Costin’s documentary “Making Waves: The Art of Cinematic Sound” (2019) charts the history of cinematic sound and the key innovations which changed it. It also breaks down the different roles and special skills required in the creation of sound on film.
There are interviews with heavyweight directors like George Lucas, Stephen Spielberg, Sophia Coppola and Robert Redford. We also get to hear from sound editors including Walter Murch (Apocalypse Now), Ben Burtt (Star Wars), Cece Hall (Top Gun) and Bobbi Banks (Selma).
We start by learning about the importance of sound to our full and deep experience of the cinema. It goes without saying that the D/deaf and hard of hearing will experience sound differently and this documentary is about the experiences of those without hearing impairments.
We’re taken through time with case studies and examples being used to illustrate major changes in technology and how they affect the cinematic sound.
When the form of stereo sound was invented the images on screen could become so much more realistic. When 5.1 surround sound came into its own the cinematic space became immersive. Then in the 1990s sound editing became digitised and editors could finesse one individual element among thousands.

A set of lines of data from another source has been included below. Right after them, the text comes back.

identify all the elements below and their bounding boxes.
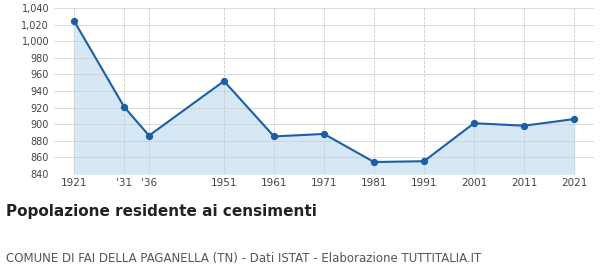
Point bbox=[569, 117, 579, 121]
Point bbox=[144, 133, 154, 138]
Point bbox=[119, 104, 129, 109]
Point bbox=[469, 121, 479, 125]
Point bbox=[369, 160, 379, 164]
Text: COMUNE DI FAI DELLA PAGANELLA (TN) - Dati ISTAT - Elaborazione TUTTITALIA.IT: COMUNE DI FAI DELLA PAGANELLA (TN) - Dat… bbox=[6, 252, 481, 265]
Point bbox=[319, 132, 329, 136]
Point bbox=[269, 134, 279, 139]
Point bbox=[219, 79, 229, 83]
Point bbox=[419, 159, 429, 164]
Point bbox=[519, 123, 529, 128]
Point bbox=[69, 18, 79, 23]
Text: Popolazione residente ai censimenti: Popolazione residente ai censimenti bbox=[6, 204, 317, 220]
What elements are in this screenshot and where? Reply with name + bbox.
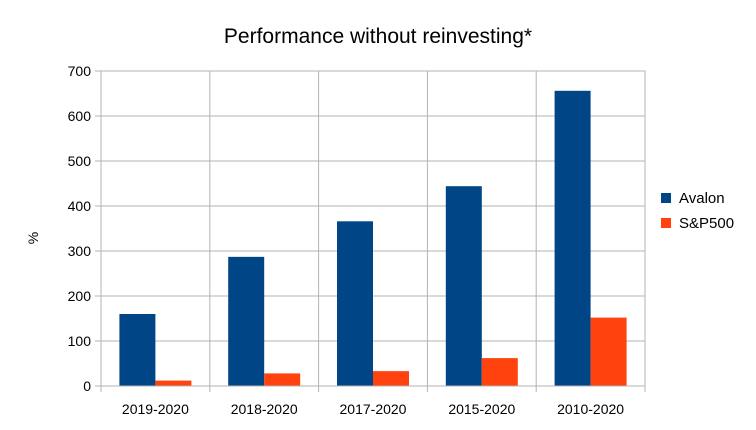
x-tick-label: 2015-2020 — [448, 401, 515, 417]
y-axis-ticks: 0 100 200 300 400 500 600 700 — [68, 63, 92, 394]
x-tick-label: 2017-2020 — [340, 401, 407, 417]
bar-avalon-0 — [119, 314, 156, 386]
x-axis-ticks: 2019-2020 2018-2020 2017-2020 2015-2020 2010… — [122, 401, 624, 417]
y-tick-label: 0 — [83, 378, 91, 394]
bar-s-p500-3 — [481, 358, 518, 386]
legend-label: Avalon — [679, 190, 725, 207]
bar-s-p500-1 — [264, 373, 301, 386]
bar-s-p500-2 — [373, 371, 409, 386]
axes — [100, 70, 646, 387]
y-tick-label: 700 — [68, 63, 92, 79]
y-axis-label: % — [25, 232, 41, 244]
y-tick-label: 200 — [68, 288, 92, 304]
legend: Avalon S&P500 — [661, 190, 734, 232]
bar-avalon-3 — [445, 186, 482, 386]
y-tick-label: 400 — [68, 198, 92, 214]
legend-swatch — [661, 218, 671, 228]
bar-s-p500-4 — [590, 317, 627, 386]
bar-avalon-1 — [228, 256, 265, 386]
bar-avalon-2 — [337, 221, 373, 386]
legend-label: S&P500 — [679, 215, 734, 232]
x-tick-label: 2010-2020 — [557, 401, 624, 417]
bar-avalon-4 — [554, 90, 591, 387]
chart-title: Performance without reinvesting* — [224, 25, 532, 48]
y-tick-label: 500 — [68, 153, 92, 169]
legend-swatch — [661, 193, 671, 203]
y-tick-label: 600 — [68, 108, 92, 124]
y-tick-label: 100 — [68, 333, 92, 349]
bars — [119, 90, 627, 387]
bar-s-p500-0 — [155, 380, 192, 386]
plot-frame — [100, 70, 646, 387]
x-tick-label: 2018-2020 — [231, 401, 298, 417]
y-tick-label: 300 — [68, 243, 92, 259]
x-tick-label: 2019-2020 — [122, 401, 189, 417]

We get to see the sound recording in progress, the techniques used and how they came about. In the earliest days of film, they realised that it’s almost impossible to get all the sound you need on set so much of it needs to be added afterwards, using techniques previously developed by radio.
As sound systems developed the recording techniques changed to match. If the camera is the audience’s eyes then its position is also our ears. Listening to a crowd scene from behind glass will sound different to hearing it from the midst of the fray and needs to be recorded separately.
As the orchestra of sound is mixed together we can see and hear the film come to life.
The ambient sounds of rain on a pavement ebbs and flows with re-recorded dialogue which has been expertly stitched to match the actors’ mouths. Music swells then quietens exactly where the audience needs their heartstrings pulled. The sounds of household junk or animal roars might be sewn in where you would never expect.
The documentary uses a traditional talking-heads style with interviewees speaking direct to camera interspersed with graphics, archive footage and clips of people on the job. It’s a style that gives it an educational tone rather than trying to create a dramatic narrative. It would be very at home on BBC4.
The issue of gender is addressed directly in a small section which I found very encouraging, although the rest of the film had been dominated by male voices and case studies involving men.
“People say ‘it’s a big action war movie, a guy should do the sound’. Why? Has he been in a war? This idea of one gender being better at it than the other I think is kind of silly.” – Anna Belhmer, Sound Effects Editor, Braveheart
I would have personally preferred for women’s voices to be embedded throughout the film a bit more. I did find myself at one point wondering where the women were. But I do of course recognise that if you make a documentary about a male-dominated industry you’re going to have a lot more case studies about men.
This documentary would be fascinating and educational for anyone but is particularly important for film lovers. While the delivery is fairly straight forward and there is a heavy (although somewhat understandable) focus on men, “Making Waves” offers an intriguing insight into the film industry and a wealth of information. I certainly learned a great deal from it.